Shana King, principal of Crockett Early College High School in the Austin school district in Texas said at the briefing that she’s watched students’ upset expressions when they return for the first day of a new school year to find their prior teachers gone.
“They were expecting to see these people that they built these really strong relationships with again, and with [teachers] not being there anymore, they’ve lost some of their connections, their trust,” King said. “It also permeates to the parents and community.
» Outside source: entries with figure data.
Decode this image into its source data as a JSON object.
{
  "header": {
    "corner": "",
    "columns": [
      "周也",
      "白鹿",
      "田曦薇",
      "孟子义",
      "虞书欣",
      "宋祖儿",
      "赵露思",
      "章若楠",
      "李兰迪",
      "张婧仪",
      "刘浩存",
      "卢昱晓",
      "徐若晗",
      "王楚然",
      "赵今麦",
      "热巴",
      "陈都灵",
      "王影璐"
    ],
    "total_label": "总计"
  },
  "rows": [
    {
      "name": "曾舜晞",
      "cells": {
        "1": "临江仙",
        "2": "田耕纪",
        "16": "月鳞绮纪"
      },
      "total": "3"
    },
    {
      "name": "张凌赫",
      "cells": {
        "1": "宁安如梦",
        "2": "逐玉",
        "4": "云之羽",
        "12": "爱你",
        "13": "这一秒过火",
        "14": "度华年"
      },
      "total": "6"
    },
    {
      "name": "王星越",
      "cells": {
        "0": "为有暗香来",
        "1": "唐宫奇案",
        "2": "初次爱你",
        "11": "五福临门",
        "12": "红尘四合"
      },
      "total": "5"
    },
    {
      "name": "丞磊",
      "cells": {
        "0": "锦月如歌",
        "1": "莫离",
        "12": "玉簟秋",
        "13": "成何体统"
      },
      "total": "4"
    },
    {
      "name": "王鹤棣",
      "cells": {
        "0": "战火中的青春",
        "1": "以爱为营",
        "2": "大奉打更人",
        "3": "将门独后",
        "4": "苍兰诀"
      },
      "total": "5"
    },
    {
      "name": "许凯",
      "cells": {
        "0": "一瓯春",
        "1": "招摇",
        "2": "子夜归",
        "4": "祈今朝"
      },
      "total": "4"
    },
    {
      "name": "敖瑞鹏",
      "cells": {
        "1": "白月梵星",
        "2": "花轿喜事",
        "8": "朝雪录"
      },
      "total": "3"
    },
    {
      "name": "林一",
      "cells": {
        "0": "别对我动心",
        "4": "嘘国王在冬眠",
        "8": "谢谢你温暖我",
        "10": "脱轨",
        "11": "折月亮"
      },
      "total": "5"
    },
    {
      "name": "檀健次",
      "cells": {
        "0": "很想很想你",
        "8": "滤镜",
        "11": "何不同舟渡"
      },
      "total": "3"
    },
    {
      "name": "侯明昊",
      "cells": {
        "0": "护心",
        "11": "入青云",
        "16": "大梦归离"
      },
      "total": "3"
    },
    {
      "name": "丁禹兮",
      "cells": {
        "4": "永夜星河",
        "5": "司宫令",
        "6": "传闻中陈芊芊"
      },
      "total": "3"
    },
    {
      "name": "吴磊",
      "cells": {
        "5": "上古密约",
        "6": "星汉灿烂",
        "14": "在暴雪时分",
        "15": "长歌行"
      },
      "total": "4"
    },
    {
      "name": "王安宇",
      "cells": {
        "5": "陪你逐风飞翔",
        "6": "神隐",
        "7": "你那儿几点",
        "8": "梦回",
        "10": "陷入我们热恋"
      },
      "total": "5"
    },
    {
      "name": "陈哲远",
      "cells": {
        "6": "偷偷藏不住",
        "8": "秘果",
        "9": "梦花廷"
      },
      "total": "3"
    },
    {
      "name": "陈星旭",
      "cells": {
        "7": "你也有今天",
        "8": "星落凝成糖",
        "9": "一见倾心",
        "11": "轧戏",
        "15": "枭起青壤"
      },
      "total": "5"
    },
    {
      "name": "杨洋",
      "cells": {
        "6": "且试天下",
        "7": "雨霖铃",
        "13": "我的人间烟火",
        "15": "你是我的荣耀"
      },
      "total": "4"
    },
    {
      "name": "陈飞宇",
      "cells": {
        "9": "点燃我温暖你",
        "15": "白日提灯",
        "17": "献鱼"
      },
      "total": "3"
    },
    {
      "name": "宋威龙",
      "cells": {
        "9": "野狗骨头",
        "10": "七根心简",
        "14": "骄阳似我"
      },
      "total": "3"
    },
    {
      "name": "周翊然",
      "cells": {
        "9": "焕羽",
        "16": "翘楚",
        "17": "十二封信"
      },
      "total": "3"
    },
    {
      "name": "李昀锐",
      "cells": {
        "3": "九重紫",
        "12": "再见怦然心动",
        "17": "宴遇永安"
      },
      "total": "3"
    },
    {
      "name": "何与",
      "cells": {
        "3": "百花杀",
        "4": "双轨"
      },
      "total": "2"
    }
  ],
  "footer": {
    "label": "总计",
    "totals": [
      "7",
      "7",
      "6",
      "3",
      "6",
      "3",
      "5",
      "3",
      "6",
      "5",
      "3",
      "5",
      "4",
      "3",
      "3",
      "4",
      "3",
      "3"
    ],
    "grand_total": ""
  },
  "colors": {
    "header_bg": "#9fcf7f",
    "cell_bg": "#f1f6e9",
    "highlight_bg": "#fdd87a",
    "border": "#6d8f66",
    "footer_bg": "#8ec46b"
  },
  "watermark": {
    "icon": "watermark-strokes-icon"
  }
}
I have definitely seen where it builds this mistrust or it sends the message maybe things aren’t going well ... and can impact people’s perceptions of what’s happening in the building.”
Understanding these school connections can help leaders protect them during periods of staffing instability. It can be helpful to ask teachers in exit interviews about any activities and working groups under their purview, as well as students and families the teacher has worked closely with, and reach out to them quickly.
School leaders also should work to maintain positive relationships with outgoing teachers, King said—particularly those who leave because they retire or have been promoted. “They’re often the ones out there recruiting on our behalf and sharing the positive things that they can about our school,” she said.
4. Don’t add more to remaining teachers’ plates.
The researchers observed monthly improvement meetings among teachers at all of the schools. They found teaching teams became significantly less productive when turnover rose, because of the constant need to bring new teachers up to speed.
As vacancies increased, the teachers that remained steadily took on more responsibilities: covering classes during their planning periods, handling additional paperwork, and training new colleagues. Reforms that required thoughtful planning and collaboration, such as choosing a new curriculum or looking for trends in student achievement data, often got delayed.
“It was a really unrecognized burden upon those teachers,” Holme said. “In really high-turnover teams, these leaders would feel very exhausted and it could really lead to burnout when they were constantly answering questions, helping support [new members] ... and trying to educate long-term substitutes about what’s going on.”
69ý weathered the turnover better, researchers found, when they had processes in place to preserve the institutional memory of teaching teams, such as keeping written meeting notes, lesson plans and practices, and setting aside more time for teacher collaboration.
And sometimes, it’s better to formally delay implementation of school reform initiatives during unstable staffing periods rather than let implementation limp along via overburdened teachers.
“In schools where there is a lot of turnover, it’s best to hold other things constant to the extent possible,” Jabbar said, “not trying out new curriculum or new practices and reforms in schools when there’s so much turmoil in the teaching staff.”